Selon le président de l’organisation patronale VNO-NCW, Jacques
Schraven, le ministre des Finances Zalm ne doit pas toucher aux investissements projetés
dans les infrastructures et l’économie de connaissance néerlandaises. Si les Pays-Bas
n’investissent pas maintenant dans ces deux domaines tournés vers l’avenir, ils
manqueront le coche lorsque l’économie mondiale redémarrera.

Schraven n’a pas une haute opinion de la parcimonie de Zalm, retiennent
les deux journalistes du Telegraaf (pp.1 et 23) de leur entretien avec le
président de la VNO-NCW, à La Haye. Ce qui dérange Schraven, c’est le "manque de
réalisme" et la "politique imprévoyante" du ministre des Finances. Il ne
comprend pas que Zalm veuille économiser trois milliards d’euros supplémentaires et
faire aussi des économies dans le domaine des infrastructures et de l’enseignement.
"Cela ne me paraît pas raisonnable. L’accord de gouvernement prévoit déjà 13
milliards d’euros d’économies. En outre, le nouveau déficit budgétaire qui préoccupe
Zalm représentera tout au plus 0,8 % du produit intérieur brut en 2007. C’est loin
de 3 % [la norme européenne]. Il semble qu’il veuille de nouveau être plus royaliste que
le roi."

Les investissements ne sont pas le point fort de ce gouvernement, selon
Schraven. "Il y a une différence entre investir et dépenser. Tout le monde peut
dépenser, mais pour investir il faut réfléchir."

 

A signaler :

Dans le journal haguenois Haagsche Courant (p.2) d’hier soir, le
nouvel ambassadeur de Turquie, Tacan Ildem (47 ans) ne cache pas sa véritable mission à
La Haye : "Il y aura un sommet européen sur l’élargissement de l’UE sous
présidence néerlandaise, à la fin de l’année prochaine.

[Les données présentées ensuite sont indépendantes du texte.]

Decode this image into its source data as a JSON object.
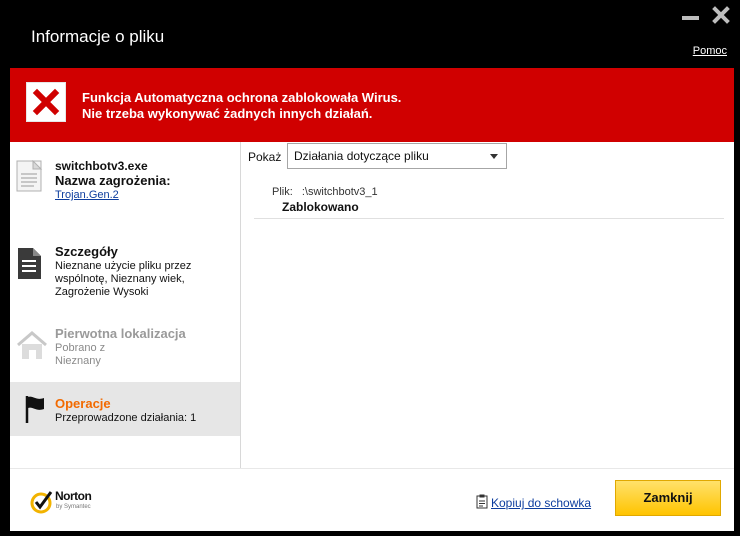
{
  "window": {
    "title": "Informacje o pliku",
    "help_link": "Pomoc"
  },
  "banner": {
    "line1": "Funkcja Automatyczna ochrona zablokowała Wirus.",
    "line2": "Nie trzeba wykonywać żadnych innych działań."
  },
  "sidebar": {
    "file": {
      "filename": "switchbotv3.exe",
      "threat_label": "Nazwa zagrożenia:",
      "threat_name": "Trojan.Gen.2"
    },
    "details": {
      "title": "Szczegóły",
      "line1": "Nieznane użycie pliku przez",
      "line2": "wspólnotę,  Nieznany wiek,",
      "line3": "Zagrożenie Wysoki"
    },
    "origin": {
      "title": "Pierwotna lokalizacja",
      "line1": "Pobrano z",
      "line2": " Nieznany"
    },
    "operations": {
      "title": "Operacje",
      "line1": "Przeprowadzone działania: 1"
    }
  },
  "main": {
    "show_label": "Pokaż",
    "filter_selected": "Działania dotyczące pliku",
    "file_label": "Plik:",
    "file_path": ":\\switchbotv3_1",
    "file_status": "Zablokowano"
  },
  "footer": {
    "copy_link": "Kopiuj do schowka",
    "close_button": "Zamknij",
    "brand": "Norton",
    "brand_sub": "by Symantec"
  },
  "colors": {
    "banner_red": "#d00000",
    "operations_orange": "#f26a00",
    "button_yellow": "#ffc400",
    "link_blue": "#0d3d9e"
  }
}
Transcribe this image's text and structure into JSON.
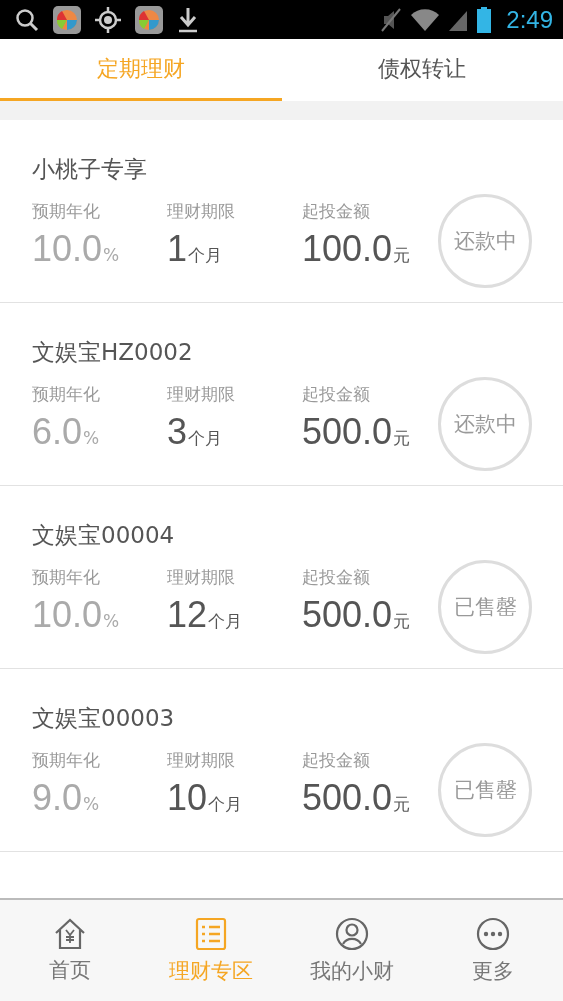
{
  "status_bar": {
    "time": "2:49"
  },
  "tabs": [
    {
      "label": "定期理财",
      "selected": true
    },
    {
      "label": "债权转让",
      "selected": false
    }
  ],
  "products": [
    {
      "name": "小桃子专享",
      "rate_label": "预期年化",
      "rate": "10.0",
      "rate_unit": "%",
      "term_label": "理财期限",
      "term": "1",
      "term_unit": "个月",
      "amount_label": "起投金额",
      "amount": "100.0",
      "amount_unit": "元",
      "status": "还款中"
    },
    {
      "name": "文娱宝HZ0002",
      "rate_label": "预期年化",
      "rate": "6.0",
      "rate_unit": "%",
      "term_label": "理财期限",
      "term": "3",
      "term_unit": "个月",
      "amount_label": "起投金额",
      "amount": "500.0",
      "amount_unit": "元",
      "status": "还款中"
    },
    {
      "name": "文娱宝00004",
      "rate_label": "预期年化",
      "rate": "10.0",
      "rate_unit": "%",
      "term_label": "理财期限",
      "term": "12",
      "term_unit": "个月",
      "amount_label": "起投金额",
      "amount": "500.0",
      "amount_unit": "元",
      "status": "已售罄"
    },
    {
      "name": "文娱宝00003",
      "rate_label": "预期年化",
      "rate": "9.0",
      "rate_unit": "%",
      "term_label": "理财期限",
      "term": "10",
      "term_unit": "个月",
      "amount_label": "起投金额",
      "amount": "500.0",
      "amount_unit": "元",
      "status": "已售罄"
    }
  ],
  "nav": [
    {
      "kind": "home",
      "label": "首页",
      "selected": false
    },
    {
      "kind": "list",
      "label": "理财专区",
      "selected": true
    },
    {
      "kind": "user",
      "label": "我的小财",
      "selected": false
    },
    {
      "kind": "more",
      "label": "更多",
      "selected": false
    }
  ]
}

Les Pays-Bas peuvent faire
beaucoup pour que la demande turque d’adhésion totale soit honorée. Mon principal
objectif ici est donc d’équiper les Pays-Bas d’un dossier complet sur les chances de
l’Union européenne en Turquie et les possibilités que nous lui offrons, de sorte que la
Turquie soit admise rapidement dans la famille européenne."